Evie - I know what you mean, that’s where I am at, more or less. B -You are right about the head tilt/arm rub too - but we can not expect people to get it. It’s like that comedy sketch where the guy says that people get the last word when they say “Do you have kids?” meaning if you don’t have kids you can’t understand.
Anyway, like i say nearly 18 months on i realise there is no drive thru option - you have to go through the experience, in all it’s stages and hopefully come out the other side.
evie - you described very much how i am feeling also. its as though through our treatment i refuse to break because id see my wee mum upset and think no its not gonna break me down. then it all ends and you just sort of crumble. But im thinking of it as building blocks, build them up and up and up till your as near where you were before it all started.
Jane - it very much like the comedy sketch! haha and im never ungrateful for anyone asking how i am, but its hard not too feel sorry for yourself when there is so much arm patting and sympathy flying around for you, know what i mean?
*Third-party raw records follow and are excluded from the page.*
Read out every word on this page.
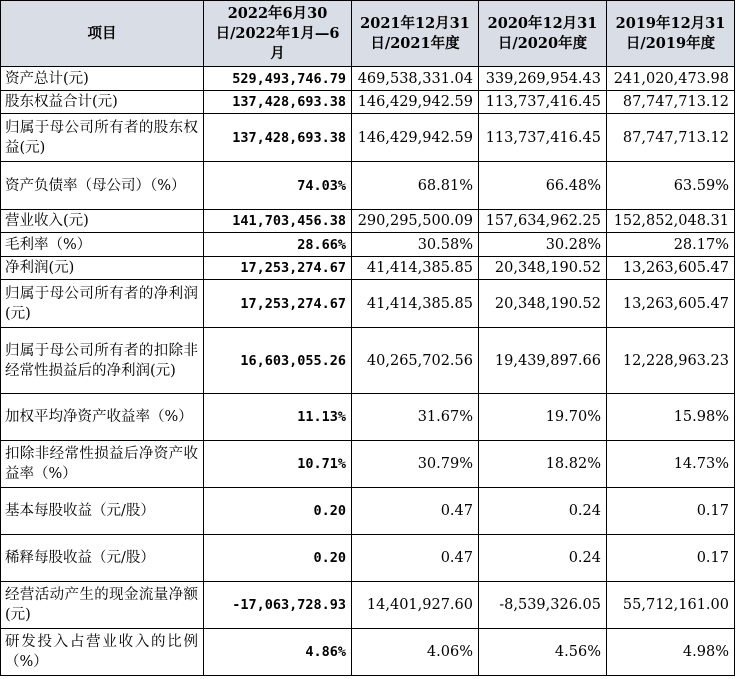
项目	2022年6月30日/2022年1月—6月	2021年12月31日/2021年度	2020年12月31日/2020年度	2019年12月31日/2019年度
资产总计(元)	529,493,746.79	469,538,331.04	339,269,954.43	241,020,473.98
股东权益合计(元)	137,428,693.38	146,429,942.59	113,737,416.45	87,747,713.12
归属于母公司所有者的股东权益(元)	137,428,693.38	146,429,942.59	113,737,416.45	87,747,713.12
资产负债率（母公司）（%）	74.03%	68.81%	66.48%	63.59%
营业收入(元)	141,703,456.38	290,295,500.09	157,634,962.25	152,852,048.31
毛利率（%）	28.66%	30.58%	30.28%	28.17%
净利润(元)	17,253,274.67	41,414,385.85	20,348,190.52	13,263,605.47
归属于母公司所有者的净利润(元)	17,253,274.67	41,414,385.85	20,348,190.52	13,263,605.47
归属于母公司所有者的扣除非经常性损益后的净利润(元)	16,603,055.26	40,265,702.56	19,439,897.66	12,228,963.23
加权平均净资产收益率（%）	11.13%	31.67%	19.70%	15.98%
扣除非经常性损益后净资产收益率（%）	10.71%	30.79%	18.82%	14.73%
基本每股收益（元/股）	0.20	0.47	0.24	0.17
稀释每股收益（元/股）	0.20	0.47	0.24	0.17
经营活动产生的现金流量净额(元)	-17,063,728.93	14,401,927.60	-8,539,326.05	55,712,161.00
研发投入占营业收入的比例（%）	4.86%	4.06%	4.56%	4.98%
ita all a bit of a jumble of emotions xxxxx
It’s a while since I’ve posted on here. I was just looking for a thread like this - and here it is! I’m feeling that post-treatment low, too. It’s almost a year since I started on this game - I finished my treatment at the end of September, and physically I guess I’m doing fine. Didn’t suffer too much from side-effects, and my hair is growing back - very slowly, like fur, but I quite like it.
I seemed to cope well while it was all happening (I also retired and moved 200 miles to South Devon!) I kinda held on until I got my first appointment with my new onc, but since then… well, I seem to be a ball of worry. One thing was that he said I was E- and only barely P+, so although I “might as well stay on the Arimedex” it probably isn’t doing much. So now I’m wondering if that means I’m “almost” triple-neg, or whether the little bit of P+ means it’s a different histology (I also read that it’s rare to be genuinely E- but P+, it’s usually a mistake!)
The other thing is that I never felt my lump - it was 1.2cm - the only way I knew it was there was when it hit my lymph glands, and the one infected swelled up like a tennis ball. Now I’ve lost confidence in my own ability to detect a lump by self-examination. “Is that a lump, or is it a rib? Oh b*gger, that one’s just a mole…” Made worse by the fact that I have a duct ectasia in the other breast, which is often a bit sore.
So what with one thing and another, I’m feeling less than my usual cheery self. But I knew I could come on here and moan, it being the one place people will understand how I feel!
Hello everybody,
I was pleased to find this thread because its what Ive been asking myself. It`s as if I got plenty of information during treatment, but was left to get on with it afterwards.I finished chemo and radiation in August 2009.I am currently living in the USA, where the treatment was more or less identical to what it would have been in the UK.During chemo I felt as if my emotions were constantly surpressed, I never felt completely happy, just sort of “zombieish”, and it is taking a while to come out of that.I couldnt think ahead, and it is taking a while to get the feeling back that good things can happen as well as bad.I also found the hair loss very traumatic on a very fundamental level, as if I was being punished for something, which is crazy thinking!It is now about an inch and a half, but I will be so glad when I can no longer identify it with the chemo.I like the suggestion of joining a support group to help with “moving on”, and may make it a New Year resolution.Love to you all and a Happ(ier) 2010!